2 steps left. Upper level winds blow parallel to the contour
lines. Now we'll see how/why friction causes surface winds to
blow across the contour lines (always toward low pressure).
The top figure shows upper level winds blowing parallel to
straight contours. The PGF and CF point in opposite directions
and have the same strength. The net force is zero. The
winds would blow in a straight line at constant speed. Since the
CF is perpendicular and to the right of the wind, this is a northern
hemisphere chart.
We add friction in the second picture. It points in a direction
opposite the wind and can only slow the wind down. The strength
of the frictional force depends on wind speed (no frictional force if
the wind is calm) and the type of surface the wind is blowing over
(less
friction when wind blows over the ocean, more frictional force when the
wind is blowing over land).
Slowing the wind weakens the CF and it can no longer balance the
PGF (3rd figure). The stronger PGF causes the wind to turn and
start to blow across the
contours toward Low. This is shown in the 4th figure.

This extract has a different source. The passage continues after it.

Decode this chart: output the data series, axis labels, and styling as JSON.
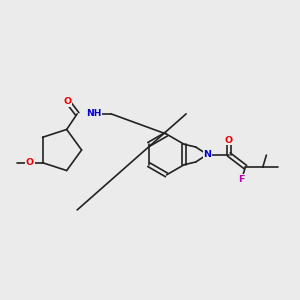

Eventually the CF and Frictional force, working together, can balance
out the PGF.
What we've learned from the straight contour example, namely
that
the winds will blow across the contours toward low pressure can be
applied to a curved contour pattern. The figure below
wasn't shown in class.
If you take a small little piece of
a curved pattern and magnify it, it will look straight. This is
shown above.
Here is Step #10. It is easy to figure out which of
the figures are centers of
low pressure. The winds are spiralling inward in the top and
bottom
examples (1 and 3).
These must be surface centers of low pressure. The winds are
spiraling outward from the centers of high pressure (2 and 4).

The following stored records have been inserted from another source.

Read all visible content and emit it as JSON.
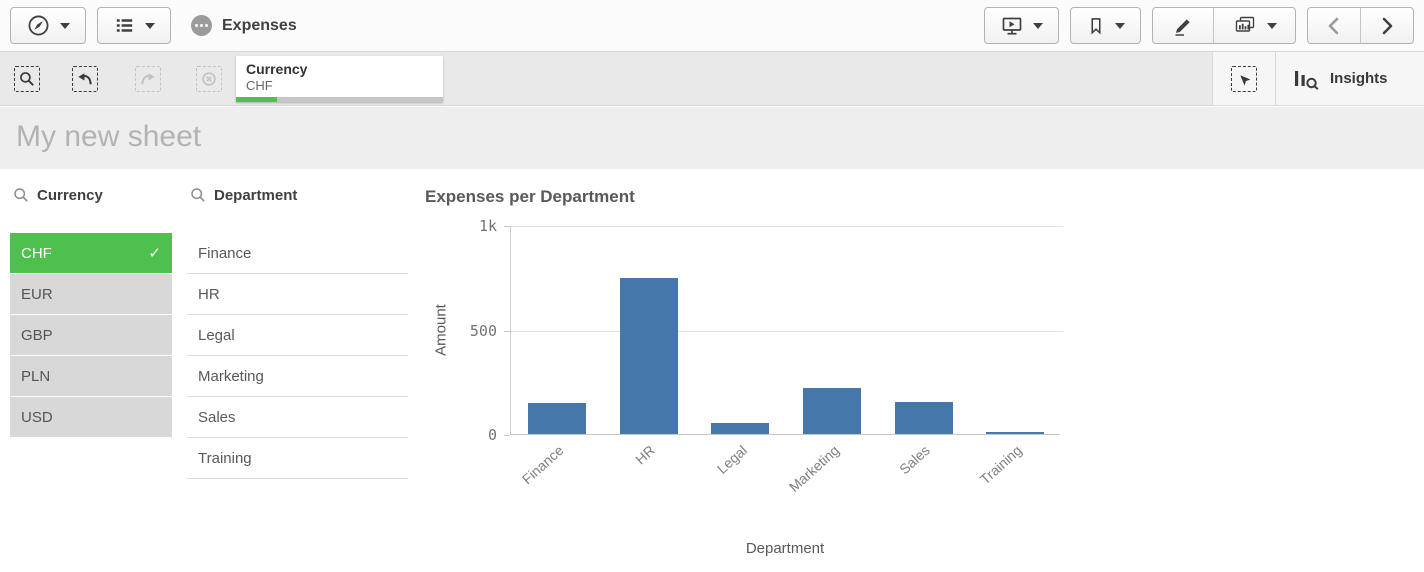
{
  "app_toolbar": {
    "title": "Expenses"
  },
  "selections_bar": {
    "selection": {
      "field": "Currency",
      "value": "CHF",
      "selected_ratio": 0.2
    },
    "insights_label": "Insights"
  },
  "sheet": {
    "title": "My new sheet"
  },
  "filter_panes": [
    {
      "title": "Currency",
      "items": [
        {
          "label": "CHF",
          "state": "selected"
        },
        {
          "label": "EUR",
          "state": "alternative"
        },
        {
          "label": "GBP",
          "state": "alternative"
        },
        {
          "label": "PLN",
          "state": "alternative"
        },
        {
          "label": "USD",
          "state": "alternative"
        }
      ]
    },
    {
      "title": "Department",
      "items": [
        {
          "label": "Finance",
          "state": "possible"
        },
        {
          "label": "HR",
          "state": "possible"
        },
        {
          "label": "Legal",
          "state": "possible"
        },
        {
          "label": "Marketing",
          "state": "possible"
        },
        {
          "label": "Sales",
          "state": "possible"
        },
        {
          "label": "Training",
          "state": "possible"
        }
      ]
    }
  ],
  "chart_data": {
    "type": "bar",
    "title": "Expenses per Department",
    "categories": [
      "Finance",
      "HR",
      "Legal",
      "Marketing",
      "Sales",
      "Training"
    ],
    "values": [
      150,
      745,
      55,
      220,
      155,
      10
    ],
    "xlabel": "Department",
    "ylabel": "Amount",
    "ylim": [
      0,
      1000
    ],
    "yticks": [
      "0",
      "500",
      "1k"
    ],
    "grid": true,
    "legend": false,
    "bar_color": "#4677aa"
  },
  "icons": {
    "navigation_menu": "compass-icon",
    "app_navigation": "list-icon",
    "app_options": "ellipsis-icon",
    "storytelling": "presentation-play-icon",
    "bookmarks": "bookmark-icon",
    "edit_sheet": "pencil-icon",
    "sheets": "charts-stack-icon",
    "previous_sheet": "chevron-left-icon",
    "next_sheet": "chevron-right-icon",
    "smart_search": "search-selection-icon",
    "undo_selection": "undo-selection-icon",
    "redo_selection": "redo-selection-icon",
    "clear_selections": "clear-selections-icon",
    "selections_tool": "selections-tool-icon",
    "insight_advisor": "insights-logo-icon",
    "filter_search": "magnifier-icon",
    "check_glyph": "✓"
  },
  "colors": {
    "selected_green": "#4ec04e",
    "alternative_gray": "#d8d8d8",
    "bar_blue": "#4677aa"
  }
}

Now you probably don't want to figure out which of these are northern
and which are southern hemisphere pictures. It is probably best
to remember one of the pictures. Remember in 1, for example, that
surface winds spin
counterclockwise and spiral inward around centers of
low pressure in the northern hemisphere (something we learned
early in
the semester). Then remember that winds spin in the other
direction and blow outward around high pressure in the northern
hemisphere (2). The spinning directions of the winds reverse when
you move from the northern to the southern hemisphere. Thus you
find clockwise spinning winds and inward motion around low pressure (3)
and counterclockwise and outward spiraling winds around high pressure
in the southern hemisphere.
Converging winds cause air to
rise. Rising air expands and cools and can cause clouds to
form. Clouds and stormy weather are associated with surface low
pressure in both hemispheres. Diverging winds
created sinking wind motions and result in clear skies.